Augsburger Allgemeine (Ausgabe Stadt)
Über das Schreiben in einer von Migration geprägten Welt
Interkulturelle Literatur Die Viadrina-universität in Frankfurt an der Oder richtet eine Forschungsstelle mit dem Vorlass von Gino Chiellino ein
Die sommerliche Fahrt ins heimatliche Kalabrien muss Gino Chiellino in diesem Jahr etwas verschieben, denn zunächst geht es für ihn in den äußersten Nordosten Deutschlands, nach Frankfurt an der Oder. Doch die Änderung seiner Ferienpläne dürfte dem Augsburger Literaturwissenschaftler und Lyriker nicht schwerfallen, denn in Frankfurt wartet eine große Freude auf ihn. Die dortige Viadrina-universität hat eine nach ihm benannte Forschungsstelle und Bibliothek eingerichtet; am 9. und 10. Juli wird die Eröffnung gefeiert.
Der Italiener, der seit vielen Jahren in Augsburg lebt, hat sich einen Namen gemacht nicht nur als Dichter, der in seiner Zweitsprache Deutsch schreibt und damit eine interkulturelle Literatur mitbegründete, sondern auch als Forscher, der den Zusammenhang von Migration und Literatur, die Entwicklung der einstigen „Gastarbeiterliteratur“und die globale Öffnung literarischen Schaffens untersucht. Er pflegt langjährige Kontakte zu Autoren der interkulturellen Szene, hat dazu mehrere Studien veröffentlicht, hat seinen Themenbereich vielfach auf Autorentreffen und wissenschaftlichen Tagungen vertreten. Dadurch ist eine umfangreiche Materialsammlung entstanden – über 1000 Werke, Bände von 250 Autoren in zehn Sprachen, dazu reichlich Sekundärliteratur, eine Sammlung von Anthologien und Zeitschriften, zahlreiche eigene Manuskripte und Briefe, aber auch Grafiken, etwa von dem verstorbenen Grafiker Gjelosh Gjokaj. All das ist Ergebnis von lebenslanger Arbeit und intensiver Vernetzung, all das kann aber auch Grundlage für weitere Arbeit sein, sprich für die Erforschung des Schreibens in einer von Migration geprägten Welt.

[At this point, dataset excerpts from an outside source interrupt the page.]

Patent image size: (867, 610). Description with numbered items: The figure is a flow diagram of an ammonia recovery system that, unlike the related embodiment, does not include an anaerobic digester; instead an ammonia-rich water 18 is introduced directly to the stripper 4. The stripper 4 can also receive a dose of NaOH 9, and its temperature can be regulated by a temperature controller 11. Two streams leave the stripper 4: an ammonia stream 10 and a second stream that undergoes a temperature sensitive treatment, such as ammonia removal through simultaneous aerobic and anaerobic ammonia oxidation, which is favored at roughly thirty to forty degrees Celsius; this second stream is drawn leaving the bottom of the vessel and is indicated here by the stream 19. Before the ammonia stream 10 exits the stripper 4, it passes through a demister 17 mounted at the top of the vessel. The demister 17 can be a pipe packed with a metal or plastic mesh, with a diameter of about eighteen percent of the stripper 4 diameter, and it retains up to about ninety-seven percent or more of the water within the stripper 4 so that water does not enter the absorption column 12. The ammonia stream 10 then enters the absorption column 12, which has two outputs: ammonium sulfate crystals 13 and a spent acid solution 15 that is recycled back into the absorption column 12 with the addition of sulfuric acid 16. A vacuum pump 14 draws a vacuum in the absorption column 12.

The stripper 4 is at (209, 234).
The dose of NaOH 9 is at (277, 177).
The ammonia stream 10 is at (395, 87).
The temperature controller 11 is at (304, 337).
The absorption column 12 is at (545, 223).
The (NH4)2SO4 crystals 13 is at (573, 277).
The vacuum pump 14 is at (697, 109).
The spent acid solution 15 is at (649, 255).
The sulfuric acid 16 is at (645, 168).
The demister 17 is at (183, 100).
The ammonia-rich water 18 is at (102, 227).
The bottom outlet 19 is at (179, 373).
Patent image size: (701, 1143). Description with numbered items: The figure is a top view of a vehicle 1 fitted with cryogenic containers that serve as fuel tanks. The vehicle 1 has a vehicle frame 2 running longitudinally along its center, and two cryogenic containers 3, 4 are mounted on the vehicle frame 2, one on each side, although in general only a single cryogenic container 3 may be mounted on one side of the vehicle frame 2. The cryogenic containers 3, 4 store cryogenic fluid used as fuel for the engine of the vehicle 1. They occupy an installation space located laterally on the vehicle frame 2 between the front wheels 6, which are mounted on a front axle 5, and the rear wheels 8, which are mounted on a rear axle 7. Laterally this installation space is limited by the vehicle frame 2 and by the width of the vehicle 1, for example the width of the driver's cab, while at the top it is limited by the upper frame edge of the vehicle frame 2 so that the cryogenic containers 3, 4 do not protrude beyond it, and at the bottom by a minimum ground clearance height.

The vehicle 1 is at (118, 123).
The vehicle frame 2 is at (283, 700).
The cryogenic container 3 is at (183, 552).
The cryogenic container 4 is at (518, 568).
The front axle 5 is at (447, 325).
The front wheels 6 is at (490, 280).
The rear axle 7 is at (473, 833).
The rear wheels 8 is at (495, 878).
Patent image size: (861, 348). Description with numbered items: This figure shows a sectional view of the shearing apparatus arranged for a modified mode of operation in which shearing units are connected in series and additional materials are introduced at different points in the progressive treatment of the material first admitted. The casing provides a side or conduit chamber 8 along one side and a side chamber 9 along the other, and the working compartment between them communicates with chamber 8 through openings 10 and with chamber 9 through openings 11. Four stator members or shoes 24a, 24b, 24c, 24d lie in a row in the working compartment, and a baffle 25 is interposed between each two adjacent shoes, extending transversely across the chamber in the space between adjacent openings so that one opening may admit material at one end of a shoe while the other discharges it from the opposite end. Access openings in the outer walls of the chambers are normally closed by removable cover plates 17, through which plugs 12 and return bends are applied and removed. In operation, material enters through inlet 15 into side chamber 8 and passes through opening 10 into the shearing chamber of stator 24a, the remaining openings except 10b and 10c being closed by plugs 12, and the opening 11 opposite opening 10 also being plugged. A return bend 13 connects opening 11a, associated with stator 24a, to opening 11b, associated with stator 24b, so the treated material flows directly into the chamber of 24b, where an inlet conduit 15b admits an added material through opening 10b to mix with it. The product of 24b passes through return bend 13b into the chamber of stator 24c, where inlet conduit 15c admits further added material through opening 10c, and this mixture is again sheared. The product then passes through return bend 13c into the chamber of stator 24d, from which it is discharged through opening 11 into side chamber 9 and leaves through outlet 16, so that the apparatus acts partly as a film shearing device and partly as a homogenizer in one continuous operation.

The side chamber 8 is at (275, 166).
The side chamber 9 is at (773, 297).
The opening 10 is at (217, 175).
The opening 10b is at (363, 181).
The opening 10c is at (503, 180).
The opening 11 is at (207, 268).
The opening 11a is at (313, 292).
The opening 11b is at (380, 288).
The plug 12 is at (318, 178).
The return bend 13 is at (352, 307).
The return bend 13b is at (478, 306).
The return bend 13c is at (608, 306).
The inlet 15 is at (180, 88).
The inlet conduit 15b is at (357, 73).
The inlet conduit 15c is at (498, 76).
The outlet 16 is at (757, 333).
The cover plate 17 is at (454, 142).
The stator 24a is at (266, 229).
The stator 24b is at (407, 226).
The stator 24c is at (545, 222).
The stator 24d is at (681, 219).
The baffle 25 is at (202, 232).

Aus diesem Grund war Prof. Kerstin Schoor, Inhaberin der Axel Springer-stiftungsprofessur für deutsch-jüdische Literatur und Kulturgeschichte, Exil und Migration an der Viadrina-universität, sehr an Chiellinos Archiv interessiert, seit sie ihn vor drei Jahren auf einer Tagung kennenlernte. Und der Augsburger, der im 70. Lebensjahr steht und sein Archiv gut aufgehoben wissen möchte, hat nun sein gesamtes Material als „Vorlass“(der im Gegensatz zu einem Nachlass zu Lebzeiten vergeben wird) nach Frankfurt an der Oder gegeben. Die Viadrina mit ihrer europäischen Ausrichtung sei der richtige Ort für sein dichterisches und wissenschaftliches Schaffen, dort könne sein Archiv nutzbar werden. Denn die „Chiellino-bibliothek“soll nicht nur Aufbewahrungsort für Bücher und Blattsammlungen sein, sondern auch eine „Forschungsstelle für Migration und Literatur“, also ein lebendiger Arbeitsort für Studierende und Forscher. Schon jetzt finden Gastvorträge, Lesereihen und Forschungskolloquien statt, künftig sollen auch Bachelor- und Masterarbeiten zur interkulturellen Literatur dort betreut werden.
Zunächst aber wird die Eröffnung gefeiert, wie sich das gehört mit feierlicher Vertragsunterzeichnung, einem Festvortrag und einem Gesprächsforum mit internationalen Wissenschaftlern über das derzeit so „bewegte Europa“. Und Gino Chiellino wird einen Abend lang aus seinem Werk lesen, bevor er dann ins süditalienische Kalabrien reist.